Books – and for me this is a gold vein in the narrative – make various appearances throughout the novel. Isobel has fed both her daughter and granddaughter a diet of books, little ‘lessons’ that were so often ignored but occasionally took root like slow-release teachings. I am led to ponder the way we inhabit the narratives that we read and the way those narratives embed deep inside us. Herein lies the complexity of Smither. Yes, this a novel of significant human relations, of relations between the women in a family in particular, but it is also a novel engaging with the sovereignty of reading and writing. Isobel is overcome by ‘the labour’ of writers as much as she re-treads avenues of self that books have laid down.
In fact I am drawn to all the women: to the way you can view Sylvie in shifting lights when you view her through Isobel or Madeleine. As a child, Sylvie deliberately fractured her arm so she could wear a plaster covered in fairies and horses. She had not counted on the pain. As an adult there are distances and discomforts, vestiges of the turbulent years, the school expulsions and schoolbags flung against walls, the mother she wants to avoid at all costs. However, alongside the fractures and pain is her love of art, perhaps standing in for the fairies and horses, and most importantly her grandfather Kit, the steady anchor, a buffer against rages and emptiness.
Sylvie is an intense cipher written in the codes of love. How is she loved? Whom does she love? How does she love the women, her grandfather and her husband Ben? She lines up fruit that her landlord greengrocer has given her along the windowsill, each gift the possibility of nourishment and self-care. She regularly walks Mr Arlington’s dog Lovejoy and acquires a surprising inheritance. The dog becomes infinitely precious. There is a scene near the end of the book that resonates so profoundly. Sylvie attends her grandmother’s funeral in defiant red. Later she is standing in her bedroom when her husband Ben joins her. I weep at this scene and Smither’s ability to make the most intense moment physical, yet also intangible and empathetic, all in one narrative breath:
The dress presented a problem: its zip descended further than Sylvie’s hand could reach, however much she craned and twisted her back. Ben held her still, and the red dress slid from her or she slid from the red dress. And then Isobel was enfolded in it, a whole life of joys and disappointments, loss and longing, that could hardly be contained in a human frame. In one as frail as Sylvie Lehmann it was impossible. But to compensate she seemed to take something from the air around her, immediate things, like an aura, that her body touched. An exchange was taking place. She drew the energy she needed into her and bestowed it, so the process could continue, with him. He hesitated at first and then, whatever the cause – he knew he should not enquire – he joined her.

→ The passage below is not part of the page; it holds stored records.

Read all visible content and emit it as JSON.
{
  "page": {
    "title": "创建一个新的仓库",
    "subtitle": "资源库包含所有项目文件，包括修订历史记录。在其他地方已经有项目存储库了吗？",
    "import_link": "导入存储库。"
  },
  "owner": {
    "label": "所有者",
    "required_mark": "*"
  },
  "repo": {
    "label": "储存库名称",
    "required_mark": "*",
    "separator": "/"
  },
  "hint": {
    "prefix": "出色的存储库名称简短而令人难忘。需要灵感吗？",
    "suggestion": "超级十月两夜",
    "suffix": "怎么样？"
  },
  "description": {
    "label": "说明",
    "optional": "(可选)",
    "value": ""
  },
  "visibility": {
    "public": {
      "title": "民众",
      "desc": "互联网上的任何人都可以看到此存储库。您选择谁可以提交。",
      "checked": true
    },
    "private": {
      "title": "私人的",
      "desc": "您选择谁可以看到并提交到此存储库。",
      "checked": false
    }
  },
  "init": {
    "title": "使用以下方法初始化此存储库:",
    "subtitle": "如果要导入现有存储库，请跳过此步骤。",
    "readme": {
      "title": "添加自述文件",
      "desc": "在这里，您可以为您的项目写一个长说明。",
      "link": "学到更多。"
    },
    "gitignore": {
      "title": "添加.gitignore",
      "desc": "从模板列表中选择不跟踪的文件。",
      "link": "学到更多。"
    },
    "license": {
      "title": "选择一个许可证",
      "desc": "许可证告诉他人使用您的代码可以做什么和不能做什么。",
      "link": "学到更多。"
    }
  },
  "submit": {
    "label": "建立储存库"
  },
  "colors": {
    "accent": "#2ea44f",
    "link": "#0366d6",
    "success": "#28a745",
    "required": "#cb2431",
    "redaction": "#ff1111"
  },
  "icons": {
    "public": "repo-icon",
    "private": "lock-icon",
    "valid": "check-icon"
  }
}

Loving Sylvie is an exquisite, heart-activating read. It draws you in close to maternal relationships, from Madeleine’s yearnings and epiphanies to Sylvie’s own disappointments and joys. It catapults you into how novels matter. The writing is euphonious, restrained and utterly revealing. Each character is scripted in chiaroscuro, the light and dark flickering as the women come into mesmerising view. Smither is one of my much-admired literary elders; I salute her ability to make narrative humane and to make me feel the world.

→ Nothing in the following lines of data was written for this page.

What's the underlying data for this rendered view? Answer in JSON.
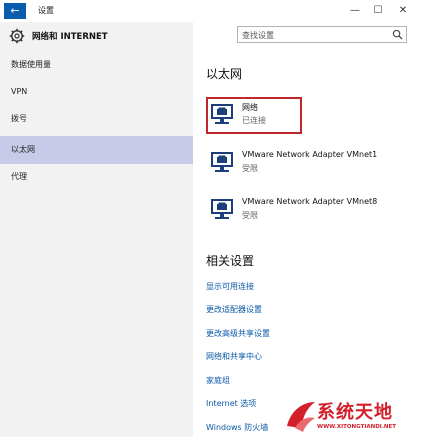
{
  "window": {
    "title": "设置",
    "back_glyph": "←",
    "minimize_glyph": "—",
    "maximize_glyph": "☐",
    "close_glyph": "✕"
  },
  "header": {
    "title": "网络和 INTERNET",
    "icon": "gear-icon"
  },
  "search": {
    "placeholder": "查找设置",
    "icon": "search-icon"
  },
  "sidebar": {
    "items": [
      {
        "label": "数据使用量",
        "active": false
      },
      {
        "label": "VPN",
        "active": false
      },
      {
        "label": "拨号",
        "active": false
      },
      {
        "label": "以太网",
        "active": true
      },
      {
        "label": "代理",
        "active": false
      }
    ]
  },
  "content": {
    "section_title": "以太网",
    "networks": [
      {
        "name": "网络",
        "status": "已连接",
        "icon": "network-monitor-icon",
        "selected": true
      },
      {
        "name": "VMware Network Adapter VMnet1",
        "status": "受限",
        "icon": "network-monitor-icon",
        "selected": false
      },
      {
        "name": "VMware Network Adapter VMnet8",
        "status": "受限",
        "icon": "network-monitor-icon",
        "selected": false
      }
    ],
    "related_title": "相关设置",
    "related_links": [
      "显示可用连接",
      "更改适配器设置",
      "更改高级共享设置",
      "网络和共享中心",
      "家庭组",
      "Internet 选项",
      "Windows 防火墙"
    ]
  },
  "watermark": {
    "title": "系统天地",
    "url": "WWW.XITONGTIANDI.NET"
  },
  "colors": {
    "accent": "#0b5cad",
    "sidebar_bg": "#f2f2f2",
    "active_bg": "#c7cbe8",
    "link": "#0a5aa8",
    "highlight": "#c0272d",
    "watermark": "#d21f2a"
  }
}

PAULA GREEN is an anthologist, reviewer, children’s author and poet with a doctorate in Italian women’s fiction. She has published 15 books including three recent arrivals: The Track, Groovy Fish and other poems and Wild Honey: Reading New Zealand women’s poetry. In 2018 she received the Prime Minister’s Award for Poetry and was made a Member of the NZ Order of Merit for Services to Poetry and Literature. She runs the blog NZ Poetry Shelf.